Stuttgart - Die Frauen lassen nicht locker. Eine überparteiliche Allianz im Land macht sich unermüdlich stark für eine gesetzliche Regelung mit dem Zweck, mehr Frauen in die Kommunalparlamente zu bringen. Am Mittwoch präsentieren Politikerinnen, Gewerkschafterinnen und der Landesfrauenrat ihren Aufruf öffentlich im Haus der Geschichte. Ihr Appell lautet: „Wir fordern die Landesregierung und die Fraktionen im Landtag nochmals nachdrücklich auf, umgehend eine verbindliche und verfassungskonforme Gesetzesregelung zu verabschieden, die bewirkt, dass es in Baden-Württemberg nicht bei der beschämend niedrigen Vertretung von Frauen in den kommunalen Räten bleibt.“

 

Besonders schlecht stehen die Frauen in den Kreistagen im Land da. Mit einem Anteil von 16,1 Prozent bildet Baden-Württemberg bundesweit das Schlusslicht. Daran ändert auch nichts, dass der Kreis Tübingen mit einer Frauenquote von 27,1 Prozent die Tabelle anführt. In Freudenstadt ist der Frauenanteil mit 2,3 Prozent auf dem landesweiten Tiefpunkt. Etwas besser sieht es in den Gemeinderäten aus. Nach der Kommunalwahl von 2009 beträgt der landesweite Frauenanteil 22 Prozent. Viel getan hat sich nicht. 2004 betrug die Quote 21,3 Prozent.

Mehr Frauen in die Räte

Schon das ganze Jahr über treten Frauen im Land verstärkt für eine Änderung des Wahlrechts ein, die mehr Frauen in die Räte bringen soll. Für die 38 Unterzeichnerinnen des aktuellen Aufrufs ist die Sachlage klar: „Die mangelnde Heranziehung von Frauen zu öffentlichen Ämtern und ihre geringe Beteiligung in den Parlamenten ist doch schlicht Verfassungsbruch in Permanenz“, zitieren sie Elisabeth Selbert, die zu den Müttern des Grundgesetzes zählt.
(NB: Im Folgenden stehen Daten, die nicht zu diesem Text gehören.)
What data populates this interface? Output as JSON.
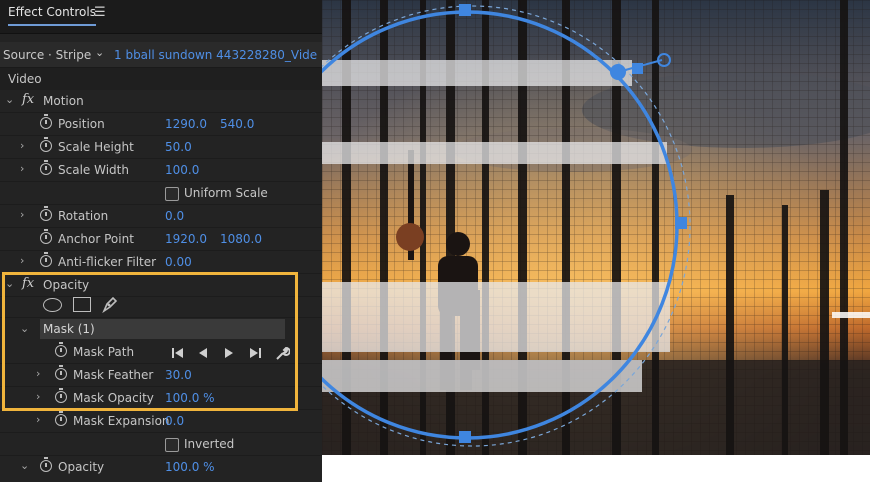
{
  "panel": {
    "title": "Effect Controls",
    "menu_glyph": "☰",
    "source_label": "Source · Stripe",
    "source_clip": "1 bball sundown 443228280_Vide...",
    "video_label": "Video"
  },
  "motion": {
    "label": "Motion",
    "position": {
      "label": "Position",
      "x": "1290.0",
      "y": "540.0"
    },
    "scale_height": {
      "label": "Scale Height",
      "value": "50.0"
    },
    "scale_width": {
      "label": "Scale Width",
      "value": "100.0"
    },
    "uniform_scale": {
      "label": "Uniform Scale",
      "checked": false
    },
    "rotation": {
      "label": "Rotation",
      "value": "0.0"
    },
    "anchor_point": {
      "label": "Anchor Point",
      "x": "1920.0",
      "y": "1080.0"
    },
    "anti_flicker": {
      "label": "Anti-flicker Filter",
      "value": "0.00"
    }
  },
  "opacity_effect": {
    "label": "Opacity",
    "mask": {
      "label": "Mask (1)",
      "path_label": "Mask Path",
      "feather": {
        "label": "Mask Feather",
        "value": "30.0"
      },
      "opacity": {
        "label": "Mask Opacity",
        "value": "100.0 %"
      },
      "expansion": {
        "label": "Mask Expansion",
        "value": "0.0"
      },
      "inverted": {
        "label": "Inverted",
        "checked": false
      }
    },
    "opacity": {
      "label": "Opacity",
      "value": "100.0 %"
    }
  },
  "colors": {
    "accent_blue": "#4f8fe6",
    "highlight_orange": "#f0b43c",
    "mask_outline": "#3f86e0",
    "panel_bg": "#232323"
  },
  "icons": [
    "menu-icon",
    "chevron-down-icon",
    "chevron-right-icon",
    "fx-icon",
    "stopwatch-icon",
    "ellipse-mask-icon",
    "rectangle-mask-icon",
    "pen-mask-icon",
    "track-backward-icon",
    "step-backward-icon",
    "play-forward-icon",
    "track-forward-icon",
    "wrench-icon"
  ]
}
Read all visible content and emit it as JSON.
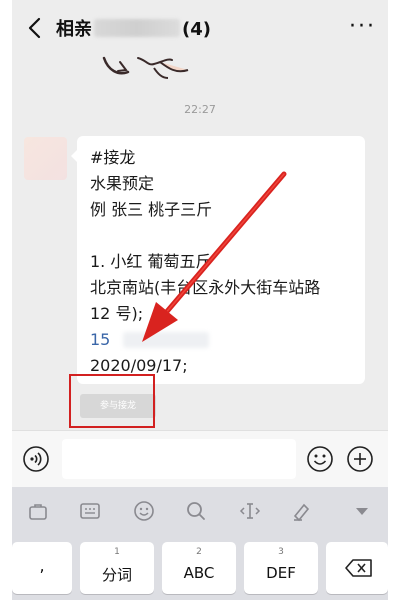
{
  "header": {
    "title_prefix": "相亲",
    "title_count": "(4)",
    "more": "···"
  },
  "chat": {
    "timestamp": "22:27",
    "message": {
      "line1": "#接龙",
      "line2": "水果预定",
      "line3": "例 张三 桃子三斤",
      "line4": "1. 小红 葡萄五斤",
      "line5": "北京南站(丰台区永外大街车站路",
      "line6": "12 号);",
      "phone": "15",
      "date": "2020/09/17;"
    },
    "join_button": "参与接龙"
  },
  "keyboard": {
    "keys": [
      {
        "num": "",
        "label": ","
      },
      {
        "num": "1",
        "label": "分词"
      },
      {
        "num": "2",
        "label": "ABC"
      },
      {
        "num": "3",
        "label": "DEF"
      }
    ]
  },
  "colors": {
    "highlight_red": "#d22020",
    "link_blue": "#3a66a8"
  }
}
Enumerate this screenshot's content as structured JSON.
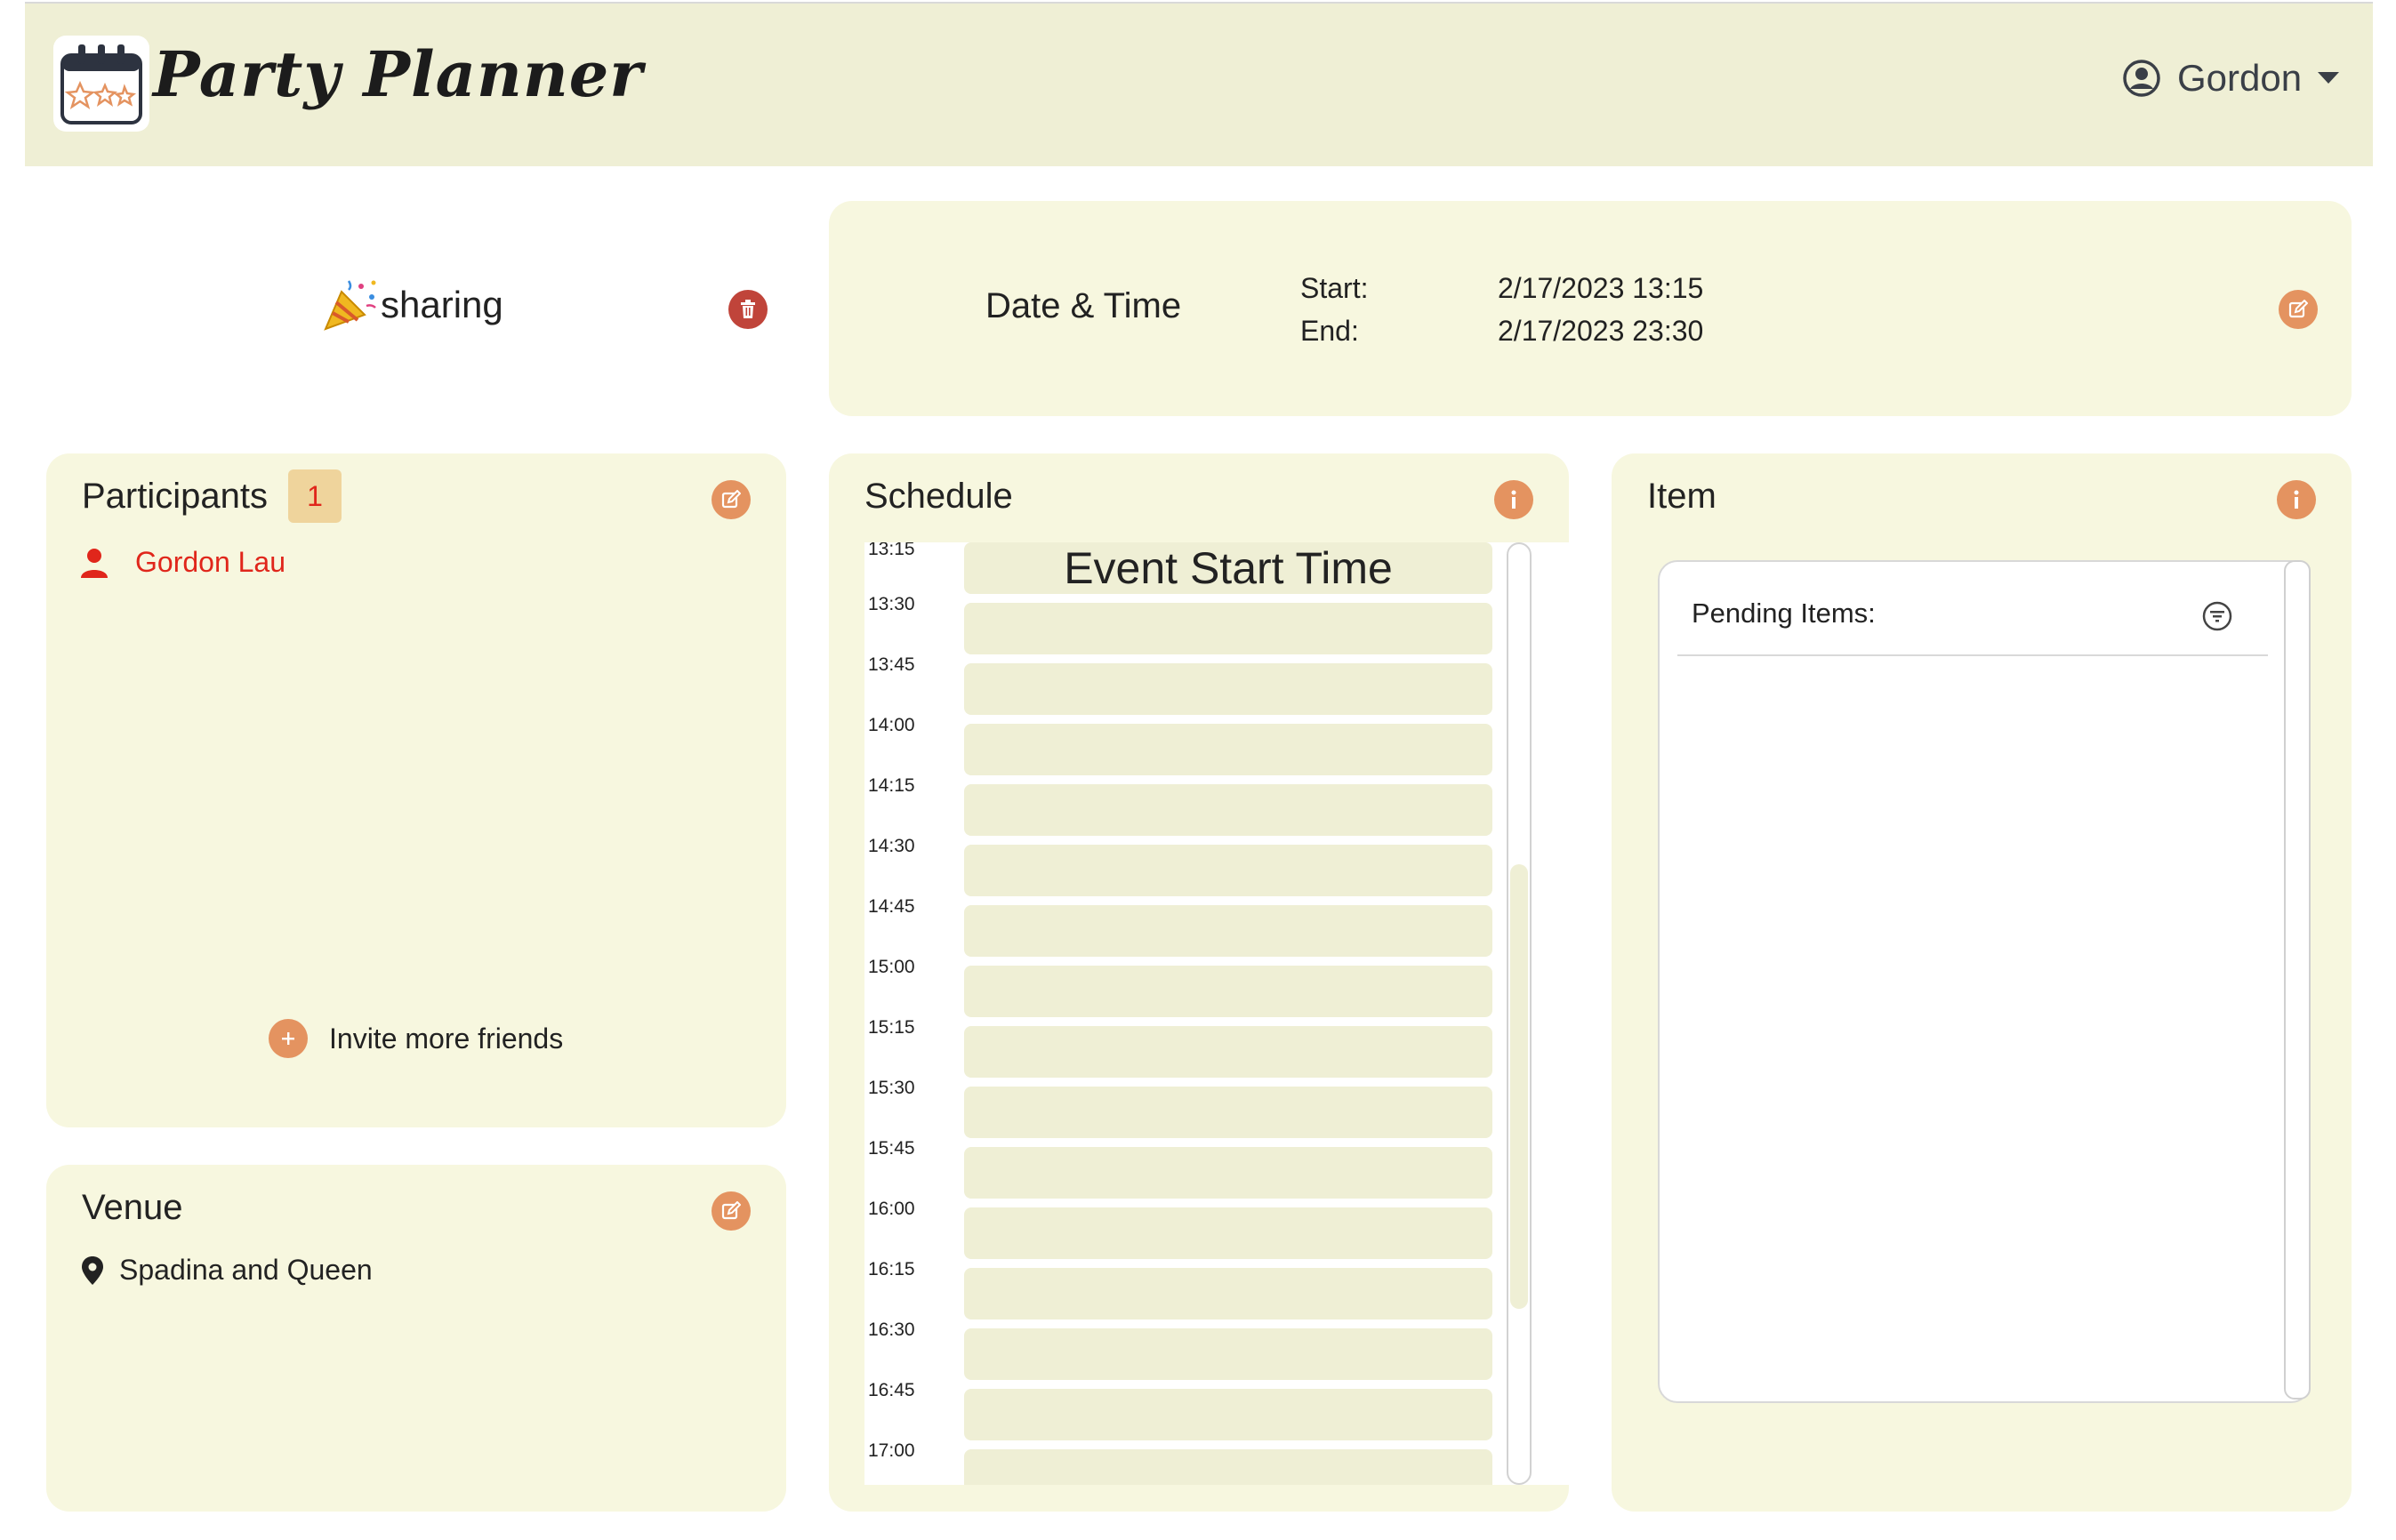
{
  "app": {
    "title": "Party Planner"
  },
  "user": {
    "name": "Gordon"
  },
  "event": {
    "name": "sharing"
  },
  "datetime": {
    "title": "Date & Time",
    "start_label": "Start:",
    "start_value": "2/17/2023 13:15",
    "end_label": "End:",
    "end_value": "2/17/2023 23:30"
  },
  "participants": {
    "title": "Participants",
    "count": "1",
    "people": [
      "Gordon Lau"
    ],
    "invite_label": "Invite more friends"
  },
  "venue": {
    "title": "Venue",
    "location": "Spadina and Queen"
  },
  "schedule": {
    "title": "Schedule",
    "first_label": "Event Start Time",
    "times": [
      "13:15",
      "13:30",
      "13:45",
      "14:00",
      "14:15",
      "14:30",
      "14:45",
      "15:00",
      "15:15",
      "15:30",
      "15:45",
      "16:00",
      "16:15",
      "16:30",
      "16:45",
      "17:00"
    ]
  },
  "item": {
    "title": "Item",
    "pending_label": "Pending Items:"
  },
  "colors": {
    "accent": "#e49360",
    "danger": "#c0443a",
    "card_bg": "#f7f7df",
    "topbar_bg": "#efefd5",
    "participant_red": "#e0261b"
  },
  "icons": {
    "logo": "calendar-stars-icon",
    "user": "user-circle-icon",
    "caret": "caret-down-icon",
    "party": "party-popper-icon",
    "trash": "trash-icon",
    "edit": "edit-icon",
    "info": "info-icon",
    "person": "person-icon",
    "add": "plus-icon",
    "pin": "map-pin-icon",
    "filter": "filter-icon"
  }
}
Dagegen betrachten die Rechtskundigen in den Parteien eine gesetzlich vorgeschriebene Frauenquote auf den Wahllisten als verfassungswidrig. Sowohl der SPD-Innenminister Reinhold Gall als auch sein Parteifreund der Justizminister Rainer Stickelberger vertreten die Auffassung, dass die Parteienfreiheit eine gesetzliche Regelung ausschließe. Nach mehreren Gutachten in die eine wie die andere Richtung steht zur Zeit der Vorschlag der Grünen im Raum, die Frauenquote als Soll-Vorschrift im Gesetz zu verankern.

Parteien gehen voran

SPD und Grüne haben parteiintern ihre Entscheidungen getroffen. Bei den Grünen gilt bereits das Reißverschlussverfahren, Frauen und Männer erscheinen in wechselnder Reihenfolge auf den Listenplätzen. Für die Kommunalwahl sollen gleich viele Frauen wie Männer aufgestellt werden. Die SPD hat bei ihrem jüngsten Parteitag ebenfalls ihr Parteistatut geändert und beschlossen, die Listen für die Kommunalwahlen alternierend zu besetzen.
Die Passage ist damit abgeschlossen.